Their complaint noted that OpenAI chief executive Sam Altman claims that he shares their concerns, telling Congress that “creators deserve control over how their creations are used” and deserve to “benefit from this technology.” But, the claim adds, so far, Altman and OpenAI—which, claimants allege, “intend to earn billions of dollars” from their LLMs—have “proved unwilling to turn these words into actions.”
Saunders said that the lawsuit—which is a proposed class action estimated to include tens of thousands of authors, some of multiple works, where OpenAI could owe $150,000 per infringed work—was an “effort to nudge the tech world to make good on its frequent declarations that it is on the side of creativity.” He also said that stakes went beyond protecting authors’ works.
“Writers should be fairly compensated for their work,” Saunders said. “Fair compensation means that a person’s work is valued, plain and simple. This, in turn, tells the culture what to think of that work and the people who do it. And the work of the writer—the human imagination, struggling with reality, trying to discern virtue and responsibility within it—is essential to a functioning democracy.”
The authors’ complaint said that as more writers have reported being replaced by AI content-writing tools, more authors feel entitled to compensation from OpenAI. The Authors Guild told the court that 90 percent of authors responding to an internal survey from March 2023 “believe that writers should be compensated for the use of their work in ‘training’ AI.” On top of this, there are other threats, their complaint said, including that “ChatGPT is being used to generate low-quality ebooks, impersonating authors, and displacing human-authored books.”

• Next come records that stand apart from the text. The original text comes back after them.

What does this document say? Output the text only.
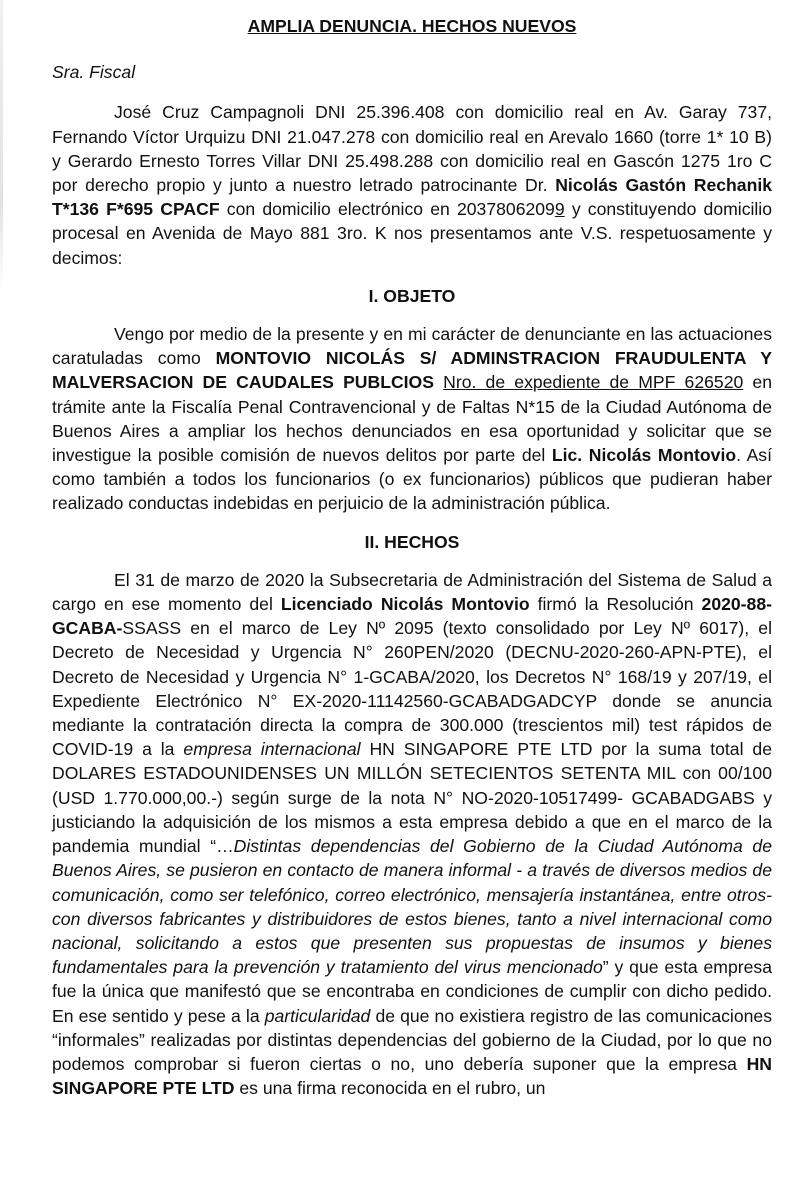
AMPLIA DENUNCIA. HECHOS NUEVOS

Sra. Fiscal

José Cruz Campagnoli DNI 25.396.408 con domicilio real en Av. Garay 737, Fernando Víctor Urquizu DNI 21.047.278 con domicilio real en Arevalo 1660 (torre 1* 10 B) y Gerardo Ernesto Torres Villar DNI 25.498.288 con domicilio real en Gascón 1275 1ro C por derecho propio y junto a nuestro letrado patrocinante Dr. Nicolás Gastón Rechanik T*136 F*695 CPACF con domicilio electrónico en 20378062099 y constituyendo domicilio procesal en Avenida de Mayo 881 3ro. K nos presentamos ante V.S. respetuosamente y decimos:

I. OBJETO

Vengo por medio de la presente y en mi carácter de denunciante en las actuaciones caratuladas como MONTOVIO NICOLÁS S/ ADMINSTRACION FRAUDULENTA Y MALVERSACION DE CAUDALES PUBLCIOS Nro. de expediente de MPF 626520 en trámite ante la Fiscalía Penal Contravencional y de Faltas N*15 de la Ciudad Autónoma de Buenos Aires a ampliar los hechos denunciados en esa oportunidad y solicitar que se investigue la posible comisión de nuevos delitos por parte del Lic. Nicolás Montovio. Así como también a todos los funcionarios (o ex funcionarios) públicos que pudieran haber realizado conductas indebidas en perjuicio de la administración pública.

II. HECHOS

El 31 de marzo de 2020 la Subsecretaria de Administración del Sistema de Salud a cargo en ese momento del Licenciado Nicolás Montovio firmó la Resolución 2020-88-GCABA-SSASS en el marco de Ley Nº 2095 (texto consolidado por Ley Nº 6017), el Decreto de Necesidad y Urgencia N° 260PEN/2020 (DECNU-2020-260-APN-PTE), el Decreto de Necesidad y Urgencia N° 1-GCABA/2020, los Decretos N° 168/19 y 207/19, el Expediente Electrónico N° EX-2020-11142560-GCABADGADCYP donde se anuncia mediante la contratación directa la compra de 300.000 (trescientos mil) test rápidos de COVID-19 a la empresa internacional HN SINGAPORE PTE LTD por la suma total de DOLARES ESTADOUNIDENSES UN MILLÓN SETECIENTOS SETENTA MIL con 00/100 (USD 1.770.000,00.-) según surge de la nota N° NO-2020-10517499- GCABADGABS y justiciando la adquisición de los mismos a esta empresa debido a que en el marco de la pandemia mundial “…Distintas dependencias del Gobierno de la Ciudad Autónoma de Buenos Aires, se pusieron en contacto de manera informal - a través de diversos medios de comunicación, como ser telefónico, correo electrónico, mensajería instantánea, entre otros- con diversos fabricantes y distribuidores de estos bienes, tanto a nivel internacional como nacional, solicitando a estos que presenten sus propuestas de insumos y bienes fundamentales para la prevención y tratamiento del virus mencionado” y que esta empresa fue la única que manifestó que se encontraba en condiciones de cumplir con dicho pedido. En ese sentido y pese a la particularidad de que no existiera registro de las comunicaciones “informales” realizadas por distintas dependencias del gobierno de la Ciudad, por lo que no podemos comprobar si fueron ciertas o no, uno debería suponer que la empresa HN SINGAPORE PTE LTD es una firma reconocida en el rubro, un
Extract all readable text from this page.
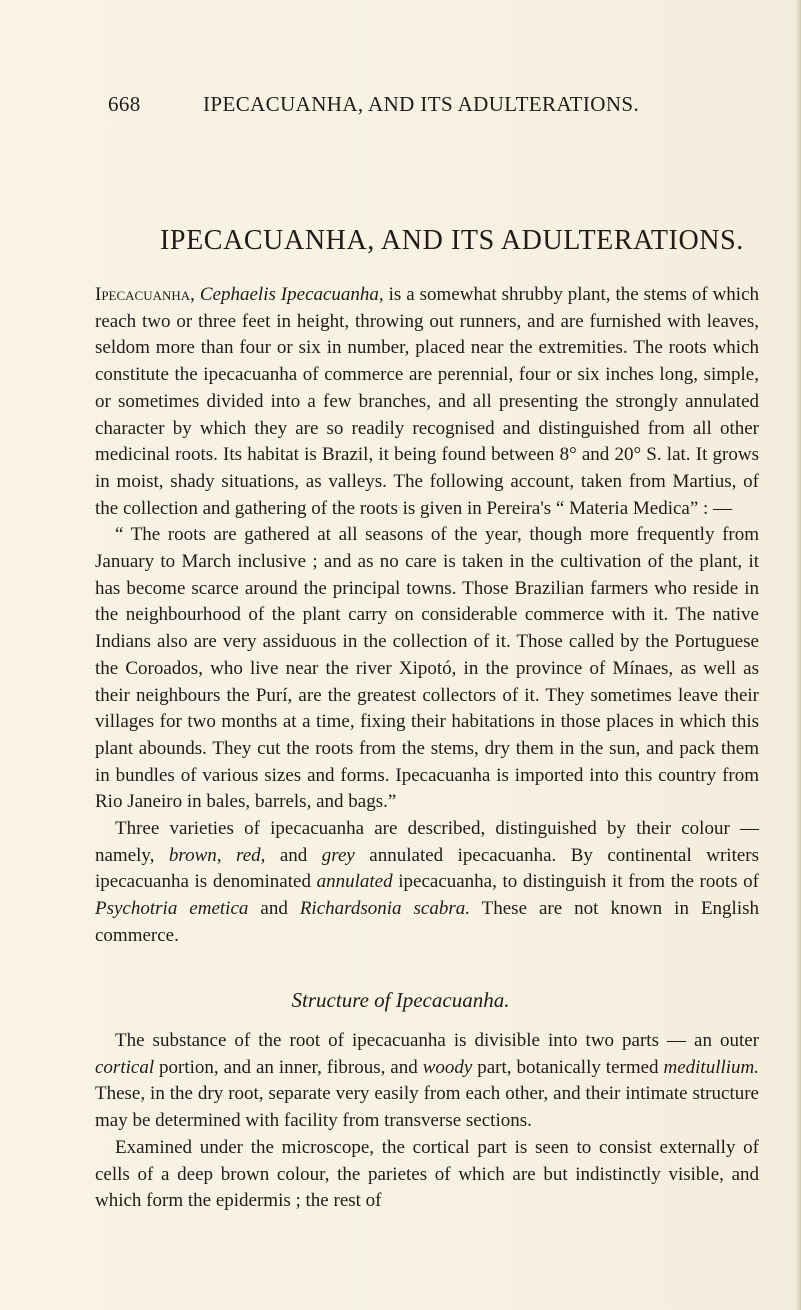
668	IPECACUANHA, AND ITS ADULTERATIONS.
IPECACUANHA, AND ITS ADULTERATIONS.

Ipecacuanha, Cephaelis Ipecacuanha, is a somewhat shrubby plant, the stems of which reach two or three feet in height, throwing out runners, and are furnished with leaves, seldom more than four or six in number, placed near the extremities. The roots which constitute the ipecacuanha of commerce are perennial, four or six inches long, simple, or sometimes divided into a few branches, and all presenting the strongly annulated character by which they are so readily recognised and distinguished from all other medicinal roots. Its habitat is Brazil, it being found between 8° and 20° S. lat. It grows in moist, shady situations, as valleys. The following account, taken from Martius, of the collection and gathering of the roots is given in Pereira's “ Materia Medica” : —

“ The roots are gathered at all seasons of the year, though more frequently from January to March inclusive ; and as no care is taken in the cultivation of the plant, it has become scarce around the principal towns. Those Brazilian farmers who reside in the neighbourhood of the plant carry on considerable commerce with it. The native Indians also are very assiduous in the collection of it. Those called by the Portuguese the Coroados, who live near the river Xipotó, in the province of Mínaes, as well as their neighbours the Purí, are the greatest collectors of it. They sometimes leave their villages for two months at a time, fixing their habitations in those places in which this plant abounds. They cut the roots from the stems, dry them in the sun, and pack them in bundles of various sizes and forms. Ipecacuanha is imported into this country from Rio Janeiro in bales, barrels, and bags.”

Three varieties of ipecacuanha are described, distinguished by their colour — namely, brown, red, and grey annulated ipecacuanha. By continental writers ipecacuanha is denominated annulated ipecacuanha, to distinguish it from the roots of Psychotria emetica and Richardsonia scabra. These are not known in English commerce.

Structure of Ipecacuanha.

The substance of the root of ipecacuanha is divisible into two parts — an outer cortical portion, and an inner, fibrous, and woody part, botanically termed meditullium. These, in the dry root, separate very easily from each other, and their intimate structure may be determined with facility from transverse sections.

Examined under the microscope, the cortical part is seen to consist externally of cells of a deep brown colour, the parietes of which are but indistinctly visible, and which form the epidermis ; the rest of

Authors claimed that despite Altman’s public support for creators, OpenAI is intentionally harming creators, noting that OpenAI has admitted to training LLMs on copyrighted works and claiming that there’s evidence that OpenAI’s LLMs “ingested” their books “in their entireties.”
“Until very recently, ChatGPT could be prompted to return quotations of text from copyrighted books with a good degree of accuracy,” the complaint said. “Now, however, ChatGPT generally responds to such prompts with the statement, ‘I can’t provide verbatim excerpts from copyrighted texts.'”
To authors, this suggests that OpenAI is exercising more caution in the face of authors’ growing complaints, perhaps since authors have alleged that the LLMs were trained on pirated copies of their books. They’ve accused OpenAI of being “opaque” and refusing to discuss the sources of their LLMs’ data sets.
Authors have demanded a jury trial and asked a US district court in New York for a permanent injunction to prevent OpenAI’s alleged copyright infringement, claiming that if OpenAI’s LLMs continue to illegally leverage their works, they will lose licensing opportunities and risk being usurped in the book market.
Ars could not immediately reach OpenAI for comment.
Rachel Geman, a partner with Lieff Cabraser and co-counsel for the authors, said that OpenAI’s “decision to copy authors’ works, done without offering any choices or providing any compensation, threatens the role and livelihood of writers as a whole.” She told Ars that “this is in no way a case against technology. This is a case against a corporation to vindicate the important rights of writers.”